Segundo Carlitus, a situação vai além de uma simples referência à Copa do Mundo. Para ele, o fato de a camisa ter sido utilizada ao contrário para evidenciar o número do partido pode levantar questionamentos jurídicos. “A utilização que Emília fez da camisa não é algo comum. A Justiça Eleitoral e o Ministério Público Eleitoral não são bobos e podem entender que isso não foi algo meramente casual”, afirmou.
Durante a análise, o cientista político citou como exemplo um caso recente envolvendo o cantor Wesley Safadão, o senador paraibano Efraim Filho e o prefeito de Campina Grande, Bruno Cunha Lima. Segundo ele, o Ministério Público Eleitoral entendeu que referências feitas durante um evento poderiam configurar propaganda eleitoral antecipada por estarem associadas à identidade visual utilizada na pré-campanha do senador, o que resultou em medidas judiciais para retirada de conteúdo das redes sociais.

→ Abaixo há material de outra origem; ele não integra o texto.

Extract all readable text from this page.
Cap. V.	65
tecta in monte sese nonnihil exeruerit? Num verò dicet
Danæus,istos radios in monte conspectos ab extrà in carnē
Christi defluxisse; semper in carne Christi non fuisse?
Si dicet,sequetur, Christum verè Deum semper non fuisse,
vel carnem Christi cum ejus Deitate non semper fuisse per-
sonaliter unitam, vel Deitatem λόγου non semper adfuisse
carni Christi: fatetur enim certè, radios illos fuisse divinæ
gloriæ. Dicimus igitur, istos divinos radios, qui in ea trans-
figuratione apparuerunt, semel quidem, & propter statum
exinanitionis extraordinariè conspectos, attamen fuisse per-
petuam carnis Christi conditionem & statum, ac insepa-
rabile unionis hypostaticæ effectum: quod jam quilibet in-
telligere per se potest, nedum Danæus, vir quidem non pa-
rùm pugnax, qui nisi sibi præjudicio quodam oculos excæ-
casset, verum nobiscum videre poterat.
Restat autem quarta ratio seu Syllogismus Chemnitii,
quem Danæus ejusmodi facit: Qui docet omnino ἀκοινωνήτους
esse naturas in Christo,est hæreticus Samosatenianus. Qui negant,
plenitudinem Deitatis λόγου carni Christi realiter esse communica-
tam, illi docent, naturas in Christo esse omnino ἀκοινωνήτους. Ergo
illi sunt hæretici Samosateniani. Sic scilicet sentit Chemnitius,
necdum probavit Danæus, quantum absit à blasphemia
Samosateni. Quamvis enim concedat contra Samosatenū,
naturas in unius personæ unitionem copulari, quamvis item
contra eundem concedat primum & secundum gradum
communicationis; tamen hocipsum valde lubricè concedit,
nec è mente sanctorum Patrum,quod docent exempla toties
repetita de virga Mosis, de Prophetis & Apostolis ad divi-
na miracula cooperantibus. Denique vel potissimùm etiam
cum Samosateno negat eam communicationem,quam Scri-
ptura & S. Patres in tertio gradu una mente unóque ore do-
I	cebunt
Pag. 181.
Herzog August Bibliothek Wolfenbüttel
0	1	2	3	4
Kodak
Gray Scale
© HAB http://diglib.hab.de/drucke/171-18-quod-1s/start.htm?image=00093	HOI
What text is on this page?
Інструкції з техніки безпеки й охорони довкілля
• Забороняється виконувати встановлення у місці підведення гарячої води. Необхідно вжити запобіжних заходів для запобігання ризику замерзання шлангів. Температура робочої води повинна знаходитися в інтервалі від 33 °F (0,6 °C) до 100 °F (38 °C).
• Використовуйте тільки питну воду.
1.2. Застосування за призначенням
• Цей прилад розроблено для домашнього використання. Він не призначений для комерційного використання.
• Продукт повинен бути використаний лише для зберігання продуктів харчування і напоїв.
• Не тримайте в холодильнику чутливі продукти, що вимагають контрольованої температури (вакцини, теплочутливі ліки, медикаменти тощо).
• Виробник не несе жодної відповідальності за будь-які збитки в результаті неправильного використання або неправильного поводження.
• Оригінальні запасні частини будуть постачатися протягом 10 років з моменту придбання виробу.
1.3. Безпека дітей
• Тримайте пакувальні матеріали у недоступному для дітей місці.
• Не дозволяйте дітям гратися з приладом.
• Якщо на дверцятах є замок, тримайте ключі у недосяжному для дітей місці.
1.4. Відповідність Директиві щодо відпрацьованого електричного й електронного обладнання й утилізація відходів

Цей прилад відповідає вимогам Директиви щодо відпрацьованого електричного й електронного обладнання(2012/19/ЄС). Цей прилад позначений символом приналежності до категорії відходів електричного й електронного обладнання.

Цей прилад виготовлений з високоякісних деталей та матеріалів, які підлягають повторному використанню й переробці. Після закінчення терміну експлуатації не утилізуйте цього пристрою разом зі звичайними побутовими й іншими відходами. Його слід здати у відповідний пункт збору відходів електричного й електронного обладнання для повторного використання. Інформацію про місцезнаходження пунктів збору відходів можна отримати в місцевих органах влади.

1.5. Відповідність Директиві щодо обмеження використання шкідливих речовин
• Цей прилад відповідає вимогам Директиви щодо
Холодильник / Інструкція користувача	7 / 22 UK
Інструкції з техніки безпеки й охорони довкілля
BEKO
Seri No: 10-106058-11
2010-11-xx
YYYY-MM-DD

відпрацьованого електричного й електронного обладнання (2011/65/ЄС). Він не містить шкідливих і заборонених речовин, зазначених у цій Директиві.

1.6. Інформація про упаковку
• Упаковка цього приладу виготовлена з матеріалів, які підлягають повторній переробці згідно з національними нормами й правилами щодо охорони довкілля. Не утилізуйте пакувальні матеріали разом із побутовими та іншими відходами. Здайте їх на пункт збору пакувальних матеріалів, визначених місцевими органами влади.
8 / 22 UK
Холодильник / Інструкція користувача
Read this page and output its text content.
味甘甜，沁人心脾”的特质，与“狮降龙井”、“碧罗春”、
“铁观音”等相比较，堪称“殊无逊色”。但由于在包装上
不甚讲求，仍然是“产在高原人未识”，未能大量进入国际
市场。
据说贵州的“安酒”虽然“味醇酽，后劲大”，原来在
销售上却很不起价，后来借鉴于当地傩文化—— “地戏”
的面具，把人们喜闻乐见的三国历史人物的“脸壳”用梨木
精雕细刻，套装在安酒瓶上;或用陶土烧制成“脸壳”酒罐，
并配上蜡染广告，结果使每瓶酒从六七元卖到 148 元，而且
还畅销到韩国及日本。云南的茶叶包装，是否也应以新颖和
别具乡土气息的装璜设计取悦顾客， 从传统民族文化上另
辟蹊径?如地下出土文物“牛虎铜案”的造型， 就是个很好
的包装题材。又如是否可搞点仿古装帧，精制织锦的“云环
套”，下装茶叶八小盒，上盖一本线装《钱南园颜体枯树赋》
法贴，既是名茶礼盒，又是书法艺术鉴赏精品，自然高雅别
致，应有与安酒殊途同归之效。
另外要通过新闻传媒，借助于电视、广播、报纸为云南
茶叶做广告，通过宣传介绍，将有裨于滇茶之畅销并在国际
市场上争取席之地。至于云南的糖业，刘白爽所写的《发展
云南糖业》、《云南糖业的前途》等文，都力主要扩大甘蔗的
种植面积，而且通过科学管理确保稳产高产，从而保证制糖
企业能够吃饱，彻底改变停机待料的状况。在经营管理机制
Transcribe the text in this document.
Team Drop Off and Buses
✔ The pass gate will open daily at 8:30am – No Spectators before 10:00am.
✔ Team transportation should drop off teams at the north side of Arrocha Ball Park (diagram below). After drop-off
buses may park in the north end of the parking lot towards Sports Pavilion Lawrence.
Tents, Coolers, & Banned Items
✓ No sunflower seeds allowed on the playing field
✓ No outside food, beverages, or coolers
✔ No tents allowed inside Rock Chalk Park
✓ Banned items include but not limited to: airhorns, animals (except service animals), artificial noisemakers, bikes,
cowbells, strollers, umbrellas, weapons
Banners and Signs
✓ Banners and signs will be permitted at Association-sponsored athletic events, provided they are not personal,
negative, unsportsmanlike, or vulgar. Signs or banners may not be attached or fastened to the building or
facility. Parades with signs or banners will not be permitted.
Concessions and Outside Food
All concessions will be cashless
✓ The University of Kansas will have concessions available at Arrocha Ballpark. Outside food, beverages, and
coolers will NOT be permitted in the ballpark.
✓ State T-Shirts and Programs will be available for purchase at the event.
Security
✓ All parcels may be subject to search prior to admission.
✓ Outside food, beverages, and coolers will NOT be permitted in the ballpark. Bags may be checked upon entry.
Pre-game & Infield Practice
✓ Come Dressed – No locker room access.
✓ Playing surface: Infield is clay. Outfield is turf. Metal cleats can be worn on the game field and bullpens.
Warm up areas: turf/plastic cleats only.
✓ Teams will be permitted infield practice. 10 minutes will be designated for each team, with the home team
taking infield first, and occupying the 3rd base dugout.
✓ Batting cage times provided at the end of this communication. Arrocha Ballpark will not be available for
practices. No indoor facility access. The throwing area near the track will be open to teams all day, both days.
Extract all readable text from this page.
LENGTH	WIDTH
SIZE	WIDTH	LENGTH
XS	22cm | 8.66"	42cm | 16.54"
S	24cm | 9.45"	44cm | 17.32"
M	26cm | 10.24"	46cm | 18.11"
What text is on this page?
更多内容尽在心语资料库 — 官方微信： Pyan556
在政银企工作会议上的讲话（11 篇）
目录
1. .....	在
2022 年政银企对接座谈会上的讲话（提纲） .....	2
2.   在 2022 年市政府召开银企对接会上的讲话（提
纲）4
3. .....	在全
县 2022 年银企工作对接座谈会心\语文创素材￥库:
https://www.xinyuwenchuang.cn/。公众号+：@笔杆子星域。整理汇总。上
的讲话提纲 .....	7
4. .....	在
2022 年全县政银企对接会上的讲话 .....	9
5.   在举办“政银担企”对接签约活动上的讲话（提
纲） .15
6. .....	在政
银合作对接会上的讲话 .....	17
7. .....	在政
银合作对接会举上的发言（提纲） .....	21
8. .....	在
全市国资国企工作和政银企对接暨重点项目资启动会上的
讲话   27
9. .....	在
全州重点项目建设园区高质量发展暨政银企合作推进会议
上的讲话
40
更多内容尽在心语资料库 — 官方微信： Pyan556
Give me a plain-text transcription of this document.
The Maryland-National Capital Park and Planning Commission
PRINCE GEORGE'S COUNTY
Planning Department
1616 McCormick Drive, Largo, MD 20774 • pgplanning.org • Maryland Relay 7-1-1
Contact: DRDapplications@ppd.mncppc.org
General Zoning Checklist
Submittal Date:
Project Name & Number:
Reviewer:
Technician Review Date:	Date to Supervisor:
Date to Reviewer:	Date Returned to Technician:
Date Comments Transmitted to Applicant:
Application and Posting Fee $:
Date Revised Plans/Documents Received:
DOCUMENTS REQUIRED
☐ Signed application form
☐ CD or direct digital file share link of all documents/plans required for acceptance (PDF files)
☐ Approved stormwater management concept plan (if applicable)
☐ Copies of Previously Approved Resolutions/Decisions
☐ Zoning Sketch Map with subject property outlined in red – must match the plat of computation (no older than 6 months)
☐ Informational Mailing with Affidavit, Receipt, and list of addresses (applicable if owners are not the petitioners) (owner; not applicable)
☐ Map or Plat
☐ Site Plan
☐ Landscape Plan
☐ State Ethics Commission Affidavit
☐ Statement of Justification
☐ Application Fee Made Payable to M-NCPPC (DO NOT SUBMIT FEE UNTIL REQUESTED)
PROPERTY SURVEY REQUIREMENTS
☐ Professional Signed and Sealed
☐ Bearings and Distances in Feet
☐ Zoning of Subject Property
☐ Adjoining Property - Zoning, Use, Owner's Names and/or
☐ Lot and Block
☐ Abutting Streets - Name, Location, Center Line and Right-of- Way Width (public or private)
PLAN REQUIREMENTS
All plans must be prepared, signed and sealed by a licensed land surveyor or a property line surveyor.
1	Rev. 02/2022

Ao final da publicação, ele revelou que está preparando uma representação para encaminhar ao Ministério Público Eleitoral. “Estou materializando uma peça e provavelmente vou provocar também o Ministério Público Eleitoral para que se entenda se a prefeita Emília Corrêa incorreu em propaganda eleitoral antecipada ou não”, declarou.
Até o momento, não houve manifestação da prefeita ou da Justiça Eleitoral sobre o caso.